I’ve seen patients who have just had a stroke or head injury incorrectly judged “terminal” or “incurable” by doctors. Such patients often get better with time and treatment. And, of course, any treatment that is medically futile or excessively burdensome to the patient can be ethically withdrawn later. I add the emphasis because now futility and burden are too often assumed to mean an inadequate “quality of life” or economic burden to the family or society.
3. Designate one person you trust to make your medical decisions with a backup person or persons.
Sometimes when only one person is the designated decision maker, he or she may be unavailable or incapacitated so a backup is important especially in a critical situation.

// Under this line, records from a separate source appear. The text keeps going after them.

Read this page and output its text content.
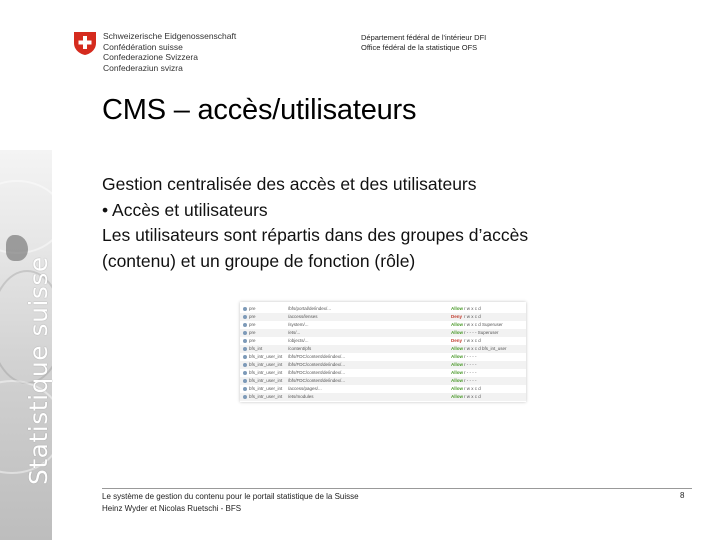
Statistique suisse
Schweizerische Eidgenossenschaft
Confédération suisse
Confederazione Svizzera
Confederaziun svizra
Département fédéral de l'intérieur DFI
Office fédéral de la statistique OFS
CMS – accès/utilisateurs
Gestion centralisée des accès et des utilisateurs
• Accès et utilisateurs
Les utilisateurs sont répartis dans des groupes d’accès
(contenu) et un groupe de fonction (rôle)
pre	/bfs/portal/de/index/...	Allow r w x c d
pre	/access/lenses	Deny r w x c d
pre	/system/...	Allow r w x c d Superuser
pre	/ets/...	Allow r - - - - Superuser
pre	/objects/...	Deny r w x c d
bfs_int	/content/pfs	Allow r w x c d bfs_int_user
bfs_intr_user_int /bfs/FDC/content/de/index/...	Allow r - - - -
bfs_intr_user_int /bfs/FDC/content/de/index/...	Allow r - - - -
bfs_intr_user_int /bfs/FDC/content/de/index/...	Allow r - - - -
bfs_intr_user_int /bfs/FDC/content/de/index/...	Allow r - - - -
bfs_intr_user_int /access/pages/...	Allow r w x c d
bfs_intr_user_int /ets/modules	Allow r w x c d
Le système de gestion du contenu pour le portail statistique de la Suisse
Heinz Wyder et Nicolas Ruetschi - BFS
8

4. Consider not checking off particular treatments or conditions to be automatically refused.
Personally, I wanted a positive “living will” that only designates my decision maker and his/her right to make decisions about my care rather than signing a “living will” to refuse future treatment or set possible future conditions where I would want treatment stopped or withheld. Instead, I want all current options, risks and benefits of treatment fully explained to my decision maker based on my current condition.
5. Many “living wills” contain a section on pain with such sentences such as “I want my doctor to give me enough pain medicine to relieve my pain”. You might consider adding a phrase like “without hastening my death.”
I have seen unnecessarily high doses of pain medicine deliberately given to make a patient unconscious while food and water were stopped. Often, this was called “comfort care” instead of terminal/palliative sedation but the result was hastening or causing death by dehydration and/or suppression of breathing.
Everyone wants and deserves adequate pain control at the end of life. Carefully increasing doses of pain medication and other measures work in virtually any situation and family members should advocate this for their loved ones.
There may be no perfect “living will” but as a former hospice nurse and family caregiver myself, I believe that dying people have a right to a good death with as few medical interventions as possible for comfort without deliberately hastening or causing death. The time before death may be short or long but I believe that people have the right to die at their own natural pace.
Death is not something to get over with as soon as possible. As some people with terminal illness have told me, they hated being treated as if they were already dead when they were still alive. They wanted to hear jokes, be with family and friends, go to church, etc. And since hearing is thought to be the last sense to go, I interacted with my dying patients in comas just as I did with my conscious patients.
The process of coming to terms with death can be difficult at times but it also can be a meaningful time to review a life with all its joys and sorrows as well as a time for family and friends to show love, support and even healing.